Dollaro USA: come Trump potrebbe svalutarlo
Un dollaro USA più debole è da sempre un pallino di Donald Trump. Durante il suo precedente mandato alla Casa Bianca del periodo 2016-2020, il tycoon si è scontrato più volte con il governatore della Fed, Jerome Powell, accusato allora di non abbassare abbastanza i tassi di interesse per svalutare la moneta americana. Ora la Banca centrale a stelle e strisce ha iniziato il ciclo dei tagli al costo del denaro, partendo a settembre con una sforbiciata di mezzo punto percentuale. Tuttavia, i risultati macroeconomici mostrano un'economia americana ancora in salute nonostante i timori recessivi di alcune settimane fa. Questo implica che Powell probabilmente agirà con maggiore gradualità sul fronte dei tassi, mentre le altre Banche centrali procedono con passo più spedito.
Da ciò ne deriva che Trump dovrebbe
confidare su strumenti propri per attaccare la divisa nazionale. Uno di questi è l'
Exchange Stabilization Fund (ESF) del Tesoro degli Stati Uniti, che può influenzare i tassi di cambio in maniera distinta rispetto a quanto fa la Fed. "Non ci dovrebbero essere dubbi che il presidente degli Stati Uniti possa usare le risorse dell'ESF per cercare di indebolire il dollaro", ha scritto Feroli. Tuttavia, la situazione relativa al fatto che "una Fed guidata da Jerome Powell possa collaborare ai tentativi di deprezzamento è più ambigua", ha aggiunto.
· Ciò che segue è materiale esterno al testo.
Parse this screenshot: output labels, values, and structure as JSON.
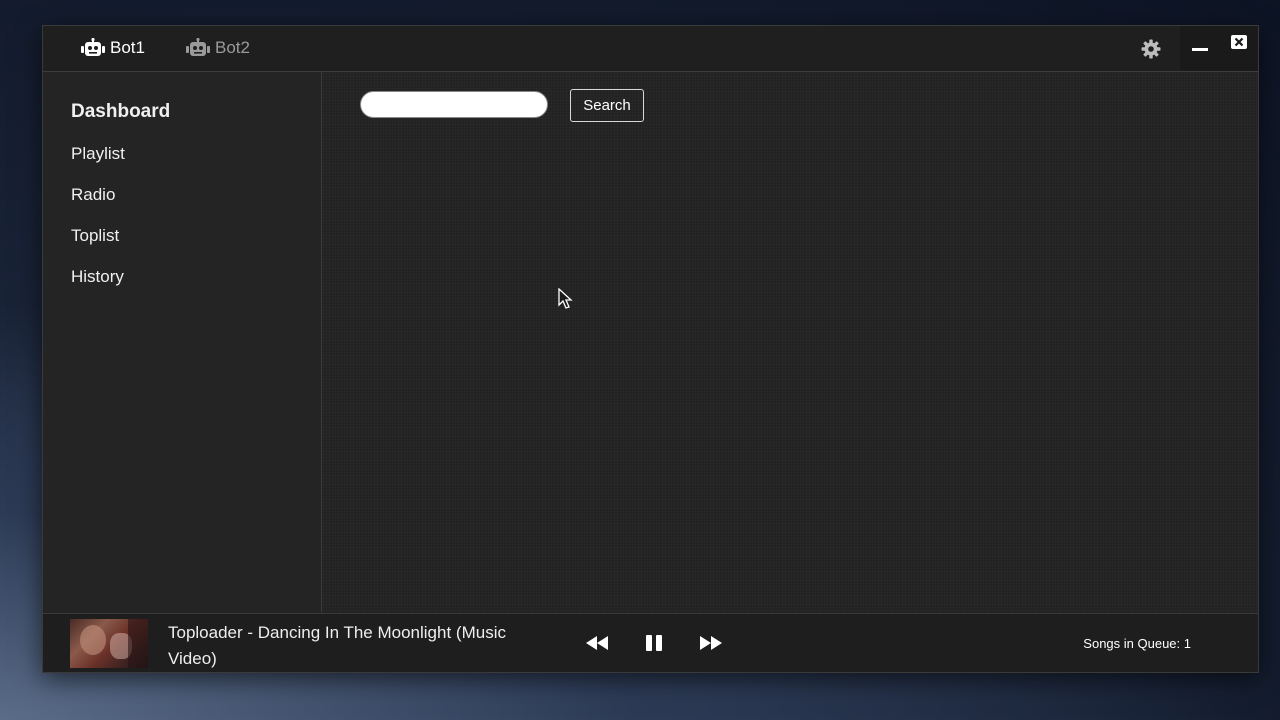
{
  "colors": {
    "window_bg": "#232323",
    "titlebar_bg": "#1f1f1f",
    "text": "#ffffff",
    "inactive_text": "#9a9a9a"
  },
  "titlebar": {
    "tabs": [
      {
        "label": "Bot1",
        "icon": "robot-icon",
        "active": true
      },
      {
        "label": "Bot2",
        "icon": "robot-icon",
        "active": false
      }
    ],
    "settings_icon": "gear-icon",
    "minimize_icon": "minimize-icon",
    "close_icon": "close-icon"
  },
  "sidebar": {
    "items": [
      {
        "label": "Dashboard",
        "active": true
      },
      {
        "label": "Playlist",
        "active": false
      },
      {
        "label": "Radio",
        "active": false
      },
      {
        "label": "Toplist",
        "active": false
      },
      {
        "label": "History",
        "active": false
      }
    ]
  },
  "search": {
    "value": "",
    "placeholder": "",
    "button_label": "Search"
  },
  "player": {
    "song_title": "Toploader - Dancing In The Moonlight (Music Video)",
    "controls": [
      "rewind-icon",
      "pause-icon",
      "fast-forward-icon"
    ],
    "queue_text": "Songs in Queue: 1"
  }
}
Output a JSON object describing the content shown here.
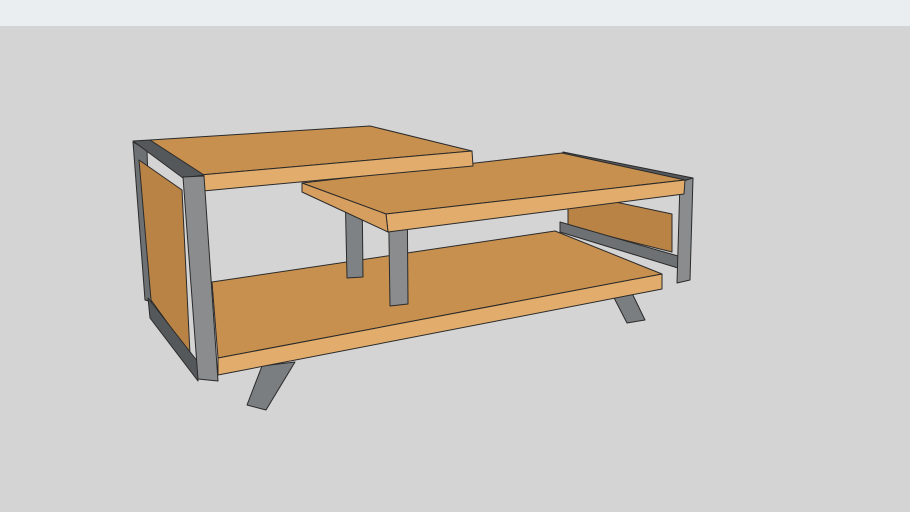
{
  "scene": {
    "subject": "tv-stand-3d-model",
    "colors": {
      "sky": "#eaeef0",
      "ground": "#d4d4d4",
      "wood_top": "#c8904f",
      "wood_edge": "#e2ad6c",
      "wood_panel": "#b98345",
      "steel_light": "#8a8c8e",
      "steel_dark": "#55585a"
    }
  }
}
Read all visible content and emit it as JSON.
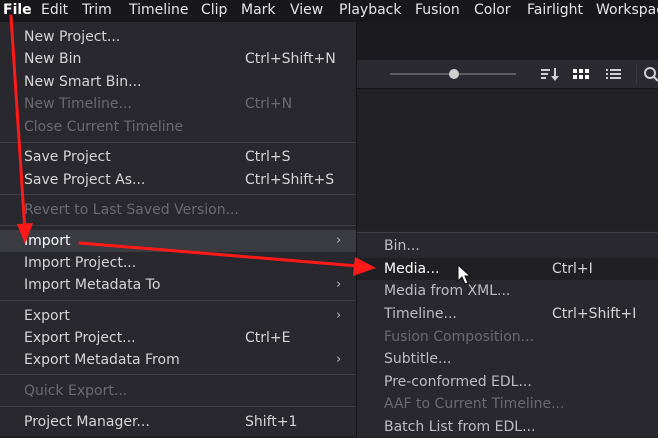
{
  "menubar": {
    "items": [
      {
        "label": "File"
      },
      {
        "label": "Edit"
      },
      {
        "label": "Trim"
      },
      {
        "label": "Timeline"
      },
      {
        "label": "Clip"
      },
      {
        "label": "Mark"
      },
      {
        "label": "View"
      },
      {
        "label": "Playback"
      },
      {
        "label": "Fusion"
      },
      {
        "label": "Color"
      },
      {
        "label": "Fairlight"
      },
      {
        "label": "Workspace"
      }
    ]
  },
  "toolbar": {
    "icons": [
      "sort-icon",
      "grid-view-icon",
      "list-view-icon",
      "search-icon"
    ]
  },
  "file_menu": {
    "items": [
      {
        "label": "New Project...",
        "shortcut": ""
      },
      {
        "label": "New Bin",
        "shortcut": "Ctrl+Shift+N"
      },
      {
        "label": "New Smart Bin...",
        "shortcut": ""
      },
      {
        "label": "New Timeline...",
        "shortcut": "Ctrl+N",
        "disabled": true
      },
      {
        "label": "Close Current Timeline",
        "shortcut": "",
        "disabled": true
      },
      {
        "label": "Save Project",
        "shortcut": "Ctrl+S"
      },
      {
        "label": "Save Project As...",
        "shortcut": "Ctrl+Shift+S"
      },
      {
        "label": "Revert to Last Saved Version...",
        "shortcut": "",
        "disabled": true
      },
      {
        "label": "Import",
        "shortcut": "",
        "submenu": true
      },
      {
        "label": "Import Project...",
        "shortcut": ""
      },
      {
        "label": "Import Metadata To",
        "shortcut": "",
        "submenu": true
      },
      {
        "label": "Export",
        "shortcut": "",
        "submenu": true
      },
      {
        "label": "Export Project...",
        "shortcut": "Ctrl+E"
      },
      {
        "label": "Export Metadata From",
        "shortcut": "",
        "submenu": true
      },
      {
        "label": "Quick Export...",
        "shortcut": "",
        "disabled": true
      },
      {
        "label": "Project Manager...",
        "shortcut": "Shift+1"
      }
    ]
  },
  "import_submenu": {
    "items": [
      {
        "label": "Bin...",
        "shortcut": ""
      },
      {
        "label": "Media...",
        "shortcut": "Ctrl+I"
      },
      {
        "label": "Media from XML...",
        "shortcut": ""
      },
      {
        "label": "Timeline...",
        "shortcut": "Ctrl+Shift+I"
      },
      {
        "label": "Fusion Composition...",
        "shortcut": "",
        "disabled": true
      },
      {
        "label": "Subtitle...",
        "shortcut": ""
      },
      {
        "label": "Pre-conformed EDL...",
        "shortcut": ""
      },
      {
        "label": "AAF to Current Timeline...",
        "shortcut": "",
        "disabled": true
      },
      {
        "label": "Batch List from EDL...",
        "shortcut": ""
      }
    ]
  },
  "colors": {
    "annotation_arrow": "#ff1a1a",
    "menu_bg": "#28282e",
    "highlight_bg": "#3b3b42"
  }
}
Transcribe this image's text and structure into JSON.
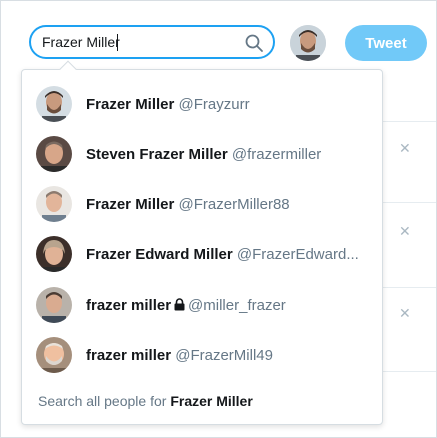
{
  "search": {
    "value": "Frazer Miller"
  },
  "header": {
    "tweet_label": "Tweet"
  },
  "results": [
    {
      "name": "Frazer Miller",
      "handle": "@Frayzurr",
      "locked": false,
      "avatar": "avatar-man-1"
    },
    {
      "name": "Steven Frazer Miller",
      "handle": "@frazermiller",
      "locked": false,
      "avatar": "avatar-man-2"
    },
    {
      "name": "Frazer Miller",
      "handle": "@FrazerMiller88",
      "locked": false,
      "avatar": "avatar-man-3"
    },
    {
      "name": "Frazer Edward Miller",
      "handle": "@FrazerEdward...",
      "locked": false,
      "avatar": "avatar-woman-1"
    },
    {
      "name": "frazer miller",
      "handle": "@miller_frazer",
      "locked": true,
      "avatar": "avatar-man-4"
    },
    {
      "name": "frazer miller",
      "handle": "@FrazerMill49",
      "locked": false,
      "avatar": "avatar-man-5"
    }
  ],
  "search_all": {
    "prefix": "Search all people for ",
    "query": "Frazer Miller"
  },
  "colors": {
    "accent": "#1da1f2",
    "tweet_button": "#71c9f8",
    "text": "#14171a",
    "muted": "#657786"
  }
}
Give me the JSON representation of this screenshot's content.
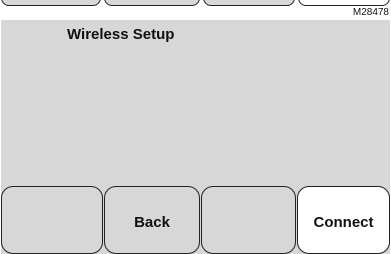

In sostanza, lo sforzo del governo sul mercato dei cambi diventa più efficace se c'è il sostegno dell'autorità monetaria e se fatto di concerto con le altre Banche centrali, sottolinea Feroli. Questo "complicherebbe le cose" in particolare in rapporto ad alcune valute come euro, yen e yuan. Sulla valuta cinese subentrerebbe un'altra difficoltà, secondo l'economista di JP Morgan, ossia il fatto che la Cina mantiene un regime valutario onshore e offshore. "L'elefante nella stanza è la Cina, perché il Paese esercita controlli sui capitali in modo tale che qualsiasi potenziale intervento da parte degli Stati Uniti debba essere intrapreso solo nel mercato offshore dello yuan", ha chiosato.